Tools for hunting unknown genes
Although effective, the candidate gene approach to finding Daphnia genes of ecological interest is limited by the levels of sequence and functional conservation among characterized genes in other model organisms. Work is underway by the DGC to create the required tools for identifying ecologically relevant genes by positional mapping using microsatellite markers. wFleaBase presently archives 528 microsatellite markers . Yet, to generate additional loci for genetic mapping in D. pulex and D. magna, wFleaBase integrates a suite of computational programs that (i) identifies microsatellites from raw DNA sequencer trace files, (ii) designs optimal primers for amplifying the markers and (iii) indexes the amplicon, microsatellite motifs and primer information into the Microsat database . The Microsat database will rapidly grow by applying this pipeline to trace files emerging from the Daphnia genome sequencing project.

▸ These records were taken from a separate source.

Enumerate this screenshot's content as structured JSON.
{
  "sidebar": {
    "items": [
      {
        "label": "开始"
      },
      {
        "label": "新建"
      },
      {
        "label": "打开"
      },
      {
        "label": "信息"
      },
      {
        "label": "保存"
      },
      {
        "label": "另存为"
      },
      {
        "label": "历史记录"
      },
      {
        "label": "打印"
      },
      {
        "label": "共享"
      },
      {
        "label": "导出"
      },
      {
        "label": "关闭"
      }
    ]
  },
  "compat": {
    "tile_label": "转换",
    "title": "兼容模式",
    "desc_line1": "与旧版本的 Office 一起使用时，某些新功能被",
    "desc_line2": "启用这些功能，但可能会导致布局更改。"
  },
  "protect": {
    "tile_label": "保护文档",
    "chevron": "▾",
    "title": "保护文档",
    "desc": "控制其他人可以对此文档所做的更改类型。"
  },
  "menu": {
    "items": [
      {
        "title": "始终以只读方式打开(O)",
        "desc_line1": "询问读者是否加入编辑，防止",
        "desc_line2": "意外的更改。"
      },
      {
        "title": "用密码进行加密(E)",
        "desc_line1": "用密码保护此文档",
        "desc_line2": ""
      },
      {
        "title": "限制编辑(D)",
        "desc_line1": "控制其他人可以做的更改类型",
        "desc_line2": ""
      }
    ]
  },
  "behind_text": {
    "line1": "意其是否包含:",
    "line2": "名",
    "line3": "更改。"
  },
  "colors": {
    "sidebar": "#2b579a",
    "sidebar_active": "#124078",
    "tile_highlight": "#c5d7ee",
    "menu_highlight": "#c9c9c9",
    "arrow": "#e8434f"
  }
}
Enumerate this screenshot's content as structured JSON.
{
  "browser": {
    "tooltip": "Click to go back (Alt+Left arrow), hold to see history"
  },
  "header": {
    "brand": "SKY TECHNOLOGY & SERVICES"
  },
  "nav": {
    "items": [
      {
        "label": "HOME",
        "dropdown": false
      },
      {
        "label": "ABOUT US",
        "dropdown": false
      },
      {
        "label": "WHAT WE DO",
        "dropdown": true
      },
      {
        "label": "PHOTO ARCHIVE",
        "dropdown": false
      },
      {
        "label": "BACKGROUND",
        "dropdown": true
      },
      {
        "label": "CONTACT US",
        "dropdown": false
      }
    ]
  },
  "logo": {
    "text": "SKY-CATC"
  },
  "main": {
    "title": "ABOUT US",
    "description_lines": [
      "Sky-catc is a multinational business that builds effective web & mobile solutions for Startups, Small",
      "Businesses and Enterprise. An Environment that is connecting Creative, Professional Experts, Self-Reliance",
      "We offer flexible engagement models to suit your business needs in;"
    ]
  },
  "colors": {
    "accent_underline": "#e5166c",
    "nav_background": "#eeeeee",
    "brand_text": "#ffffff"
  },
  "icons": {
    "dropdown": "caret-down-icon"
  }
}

The wFleaBase search function
wFleaBase uses LuceGene to support rapid search and retrieval of the sequence database, of Blast table entries, of Daphnia Medline references and of Daphnia web documents. LuceGene , based on the Lucene  search system, is an open-source part of the GMOD project. A major benefit of LuceGene is the large variety of data formats that can be added to the search system with minimal work. For instance, currently supported formats used in wFleaBase include Simple text, XML (Medline abstracts and Gene sequence annotation), HTML, Tabular data, Bio-formats (Fasta, GenBank, EMBL) and Gene object data used by euGenes. Search terms such as "magna" to retrieve all sequences from this species, can be entered in a Search box at the head of all web pages. The search is refined at the main wFleaBase search page by specifying the search library (sequences, references, documents or Blast tables) and the library fields containing the queried term. Options are also available to detail the output format, and each result is hyperlinked to the source document for easy access to the data. On a separate web page (Batch download), users can recover multiple records obtained from complex queries and save the results to a file.